If you've ever tried recording audio or video from the device's camera in an iOS app, you've probably had a bad time. As always, though, somebody else's open-source code can make your life a lot easier.

Here, I'm going to show you how to use a cocoapod called SCRecorder. It's a wonderful module but it's lacking proper documentation and I couldn't find an example that uses Swift. The app we'll build will simply record videos, play them back, and save them to the camera roll. 
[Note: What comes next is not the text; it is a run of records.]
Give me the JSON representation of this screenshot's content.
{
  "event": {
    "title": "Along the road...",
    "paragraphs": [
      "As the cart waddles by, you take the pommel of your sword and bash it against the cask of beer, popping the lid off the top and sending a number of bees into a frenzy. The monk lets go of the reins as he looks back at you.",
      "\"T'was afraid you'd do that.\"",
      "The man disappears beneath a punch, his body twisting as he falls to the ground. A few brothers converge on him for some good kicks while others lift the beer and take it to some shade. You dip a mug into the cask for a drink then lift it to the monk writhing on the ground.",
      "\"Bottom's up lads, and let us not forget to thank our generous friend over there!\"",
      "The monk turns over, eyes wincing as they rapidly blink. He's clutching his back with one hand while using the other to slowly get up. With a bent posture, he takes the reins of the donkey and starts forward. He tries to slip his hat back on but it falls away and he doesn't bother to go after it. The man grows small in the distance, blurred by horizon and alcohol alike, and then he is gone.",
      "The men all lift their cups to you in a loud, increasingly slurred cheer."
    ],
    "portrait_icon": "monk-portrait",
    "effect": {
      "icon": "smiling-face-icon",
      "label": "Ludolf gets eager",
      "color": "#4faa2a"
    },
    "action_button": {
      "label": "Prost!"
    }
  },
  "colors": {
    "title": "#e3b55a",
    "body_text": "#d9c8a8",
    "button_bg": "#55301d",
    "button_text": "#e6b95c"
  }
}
Just a heads up: you're going to need to be able to run this on an actual iOS device to test it out.

Installing SCRecorder

First create a new Xcode project; just a simple single-view application. Then, create a file in the root of this application called Podfile. Give it the following contents.

platform :ios, '7.0'
use_frameworks!
pod 'SCRecorder'

The next step is to boot up a new Terminal session, move into the project directory, then run the command: pod install. If this doesn't work because you don't have cocoapods installed already, run the comand gem install cocoapods. The pod install command will install SCRecorder, and create a .xcworkspace file for us; open this file from finder, or with the command open *.xcworkspace. You must use this instead of the .xcodeproj file from now on.

Pod install trace

Setting Up Our View

Now in Main.storyboard, add a UIView in the default view controller with the following constraints (you should change the dimensions of the view controller for this):

New UIView

This UIView will preview the video as it records.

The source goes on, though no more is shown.